What is a Bitcoin Wallet?
A Bitcoin wallet is a software program where Bitcoins are stored. To be technically accurate, Bitcoins are not stored anywhere; there is a private key (secret number) for every Bitcoin address that is saved in the Bitcoin wallet of the person who owns the balance. Bitcoin wallets facilitate sending and receiving Bitcoins and give ownership of the Bitcoin balance to the user. The Bitcoin wallet comes in many forms; desktop, mobile, web, and hardware are the four main types of wallets.
What is a Bitcoin Address?
A Bitcoin address is like an email address, people can send bitcoins to your bitcoin address just like they would send an email to your email address. A bitcoin address is also referred to as a “public key.”
What is a Private Key?
A private key is like an email password; only with it can the owner of the bitcoin address spend the bitcoins from that address. It is important to note that anyone who knows your private key can also access and spend your bitcoins. That is why it is important to keep your private key secret and secure. A private key is a long string of numbers and letters that look like this: 5KJvsngHeMpm884wtkJNzQGaCErckhHJBGFsvd3VyK5qMZXj3hS
What is a Bitcoin Transaction?
A Bitcoin transaction is a transfer of value between Bitcoin wallets that gets included in the blockchain. Bitcoin transactions are verified by Bitcoin miners through cryptography and recorded in a public dispersed ledger called a blockchain. Bitcoin value is propagated by servers called Bitcoin nodes, each keeping a ledger of all Bitcoin transactions and minting new Bitcoins by verifying these transactions. Each node gets some new Bitcoins as a reward for verifying the transactions and thus helping to propagate them across the network.
What is the Blockchain?
The blockchain is a public ledger that records bitcoin transactions.
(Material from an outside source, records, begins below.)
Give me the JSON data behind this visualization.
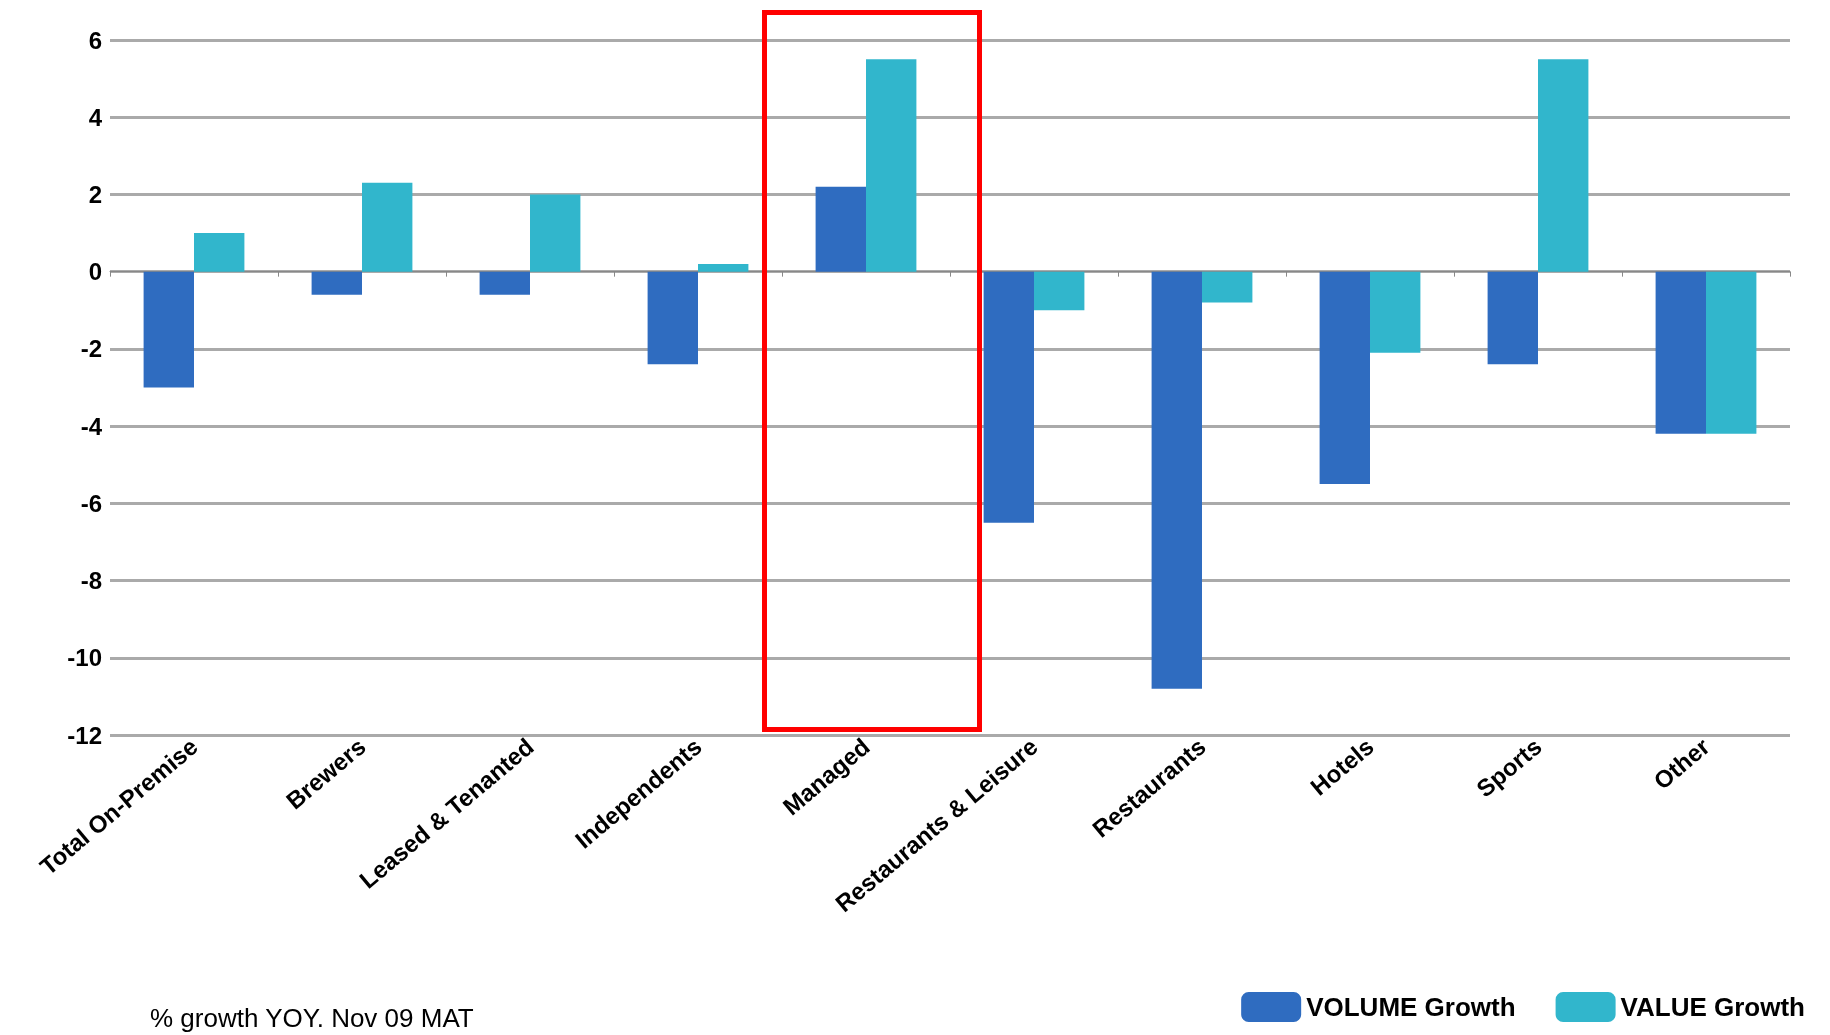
{
  "chart_data": {
    "type": "bar",
    "categories": [
      "Total On-Premise",
      "Brewers",
      "Leased & Tenanted",
      "Independents",
      "Managed",
      "Restaurants & Leisure",
      "Restaurants",
      "Hotels",
      "Sports",
      "Other"
    ],
    "series": [
      {
        "name": "VOLUME Growth",
        "color": "#2f6cc0",
        "values": [
          -3.0,
          -0.6,
          -0.6,
          -2.4,
          2.2,
          -6.5,
          -10.8,
          -5.5,
          -2.4,
          -4.2
        ]
      },
      {
        "name": "VALUE Growth",
        "color": "#31b6cc",
        "values": [
          1.0,
          2.3,
          2.0,
          0.2,
          5.5,
          -1.0,
          -0.8,
          -2.1,
          5.5,
          -4.2
        ]
      }
    ],
    "ylim": [
      -12,
      6
    ],
    "yticks": [
      -12,
      -10,
      -8,
      -6,
      -4,
      -2,
      0,
      2,
      4,
      6
    ],
    "grid": "y",
    "legend": "bottom right",
    "annotations": [
      "% growth YOY. Nov 09 MAT"
    ]
  }
}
A novel solution accomplishes this without any trusted central authority: maintenance of the blockchain is performed by a network of communicating nodes running bitcoin software. Transactions of the form payer X sends Y bitcoins to payee Z are broadcast to this network using readily available software applications. Network nodes can validate transactions, add them to their copy of the ledger, and then broadcast these ledger additions to other nodes.
To achieve independent verification of the chain of ownership each network node stores its own copy of the blockchain. This allows bitcoin software to determine when a particular bitcoin was spent, which is needed to prevent double-spending. A conventional ledger records the transfers of actual bills or promissory notes that exist apart from it, but the blockchain is the only place where bitcoins can be said to exist in the form of unspent outputs of transactions.